Thomas Schwandt is professor in the Department of Educational Psychology at the University of Illinois at Urbana-Champaign (UIUC). Previously he was a faculty member in the School of Education at Indiana University, where he was also a fellow in the university’s Poynter Center for the Study of Ethics and American Institutions. He has also held a faculty appointment in medical education at the University of Illinois at Chicago Medical School. He is the author of Evaluation Practice Reconsidered (2004) and the Dictionary of Qualitative Inquiry, among others (1997, 2001, 2007). In addition, he has authored many papers and chapters on issues in the theory of evaluation and interpretive methodologies. In 2002 he received the Paul F. Lazarsfeld Award from the American Evaluation Association for his contributions to evaluation theory. Schwandt has a Ph.D. in inquiry methodology from Indiana University, Bloomington.

Miron L. Straf

Miron L. Straf (Study Director) is deputy director of the Division of Behavioral and Social Sciences and Education at the National Research
Council. Previously he served as director of the division’s Committee on National Statistics and was at the National Science Foundation, where he worked on developing the research priority area for the social, behavioral, and economic sciences. He was on the faculty of the University of California, Berkeley, and the London School of Economics and Political Science and was president of the American Statistical Association. He received the American Association of Public Opinion Research’s Innovators Award for his work on cognitive aspects of survey methodology. His major research interests are government statistics and the use of statistics and research for public policy decision making.

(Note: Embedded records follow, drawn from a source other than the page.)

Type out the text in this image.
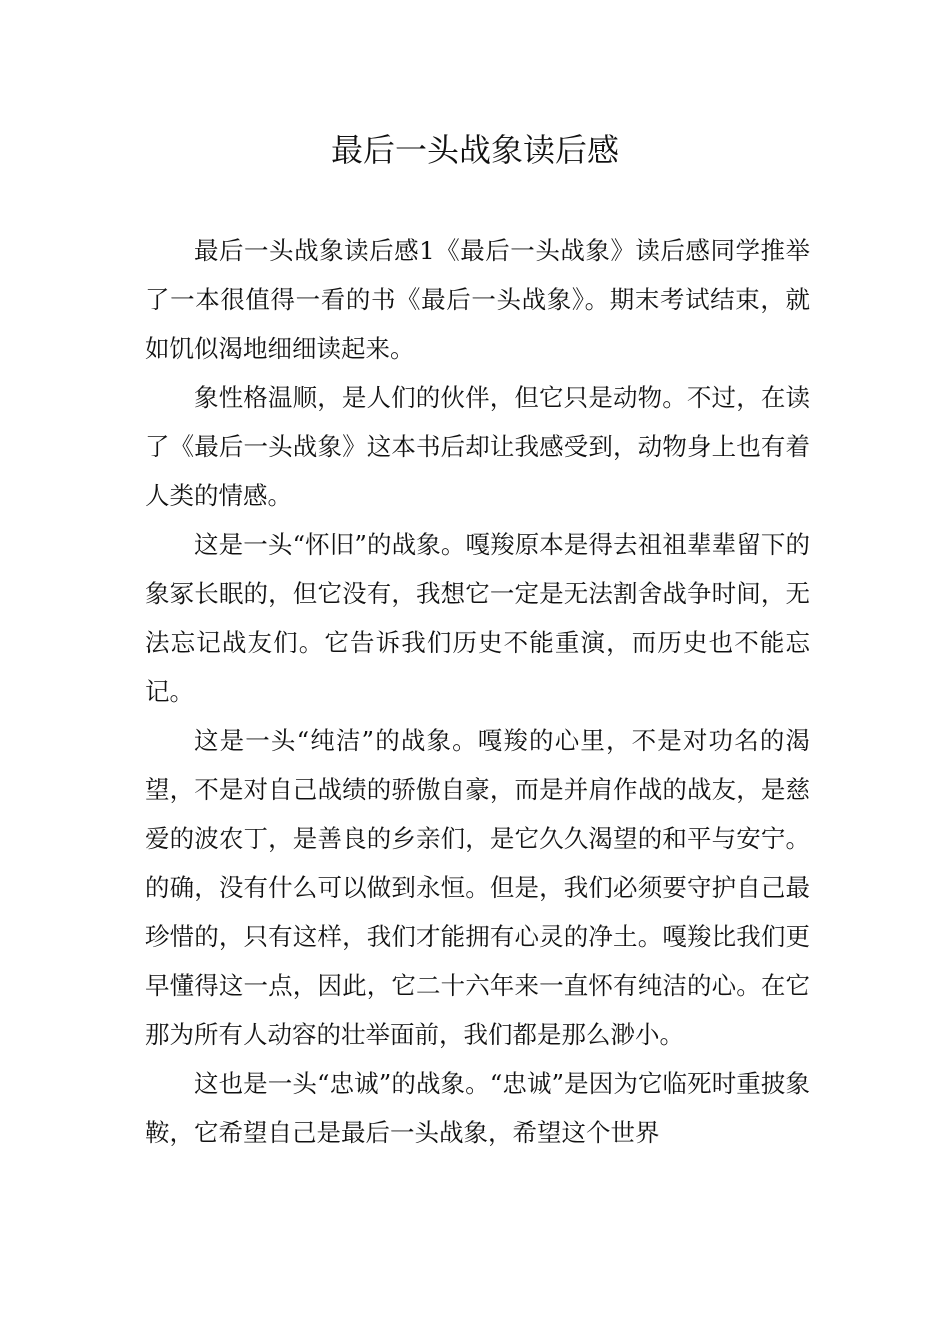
最后一头战象读后感

最后一头战象读后感1《最后一头战象》读后感同学推举了一本很值得一看的书《最后一头战象》。期末考试结束，就如饥似渴地细细读起来。

象性格温顺，是人们的伙伴，但它只是动物。不过，在读了《最后一头战象》这本书后却让我感受到，动物身上也有着人类的情感。

这是一头“怀旧”的战象。嘎羧原本是得去祖祖辈辈留下的象冢长眠的，但它没有，我想它一定是无法割舍战争时间，无法忘记战友们。它告诉我们历史不能重演，而历史也不能忘记。

这是一头“纯洁”的战象。嘎羧的心里，不是对功名的渴望，不是对自己战绩的骄傲自豪，而是并肩作战的战友，是慈爱的波农丁，是善良的乡亲们，是它久久渴望的和平与安宁。的确，没有什么可以做到永恒。但是，我们必须要守护自己最珍惜的，只有这样，我们才能拥有心灵的净土。嘎羧比我们更早懂得这一点，因此，它二十六年来一直怀有纯洁的心。在它那为所有人动容的壮举面前，我们都是那么渺小。

这也是一头“忠诚”的战象。“忠诚”是因为它临死时重披象鞍，它希望自己是最后一头战象，希望这个世界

He has a Ph.D. in statistics from the University of Chicago.

Sidney Verba

Sidney Verba is Carl H. Pforzheimer university professor emeritus in the Department of Government at Harvard University and director emeritus of the Harvard University Library. He is a member of the National Academy of Sciences, a fellow of the American Academy of Arts and Sciences and the American Philosophical Society, and president emeritus of the American Political Science Association (APSA). He has received numerous APSA awards, including the Krammerer Prize, the Woodrow Wilson Prize, and the James Madison Prize, APSA’s highest prize awarded every three years for a career contribution to political science. In 2002, he was awarded the Johan Skytte Prize, the major international prize in political science. He received a Ph.D. from Princeton University in 1959.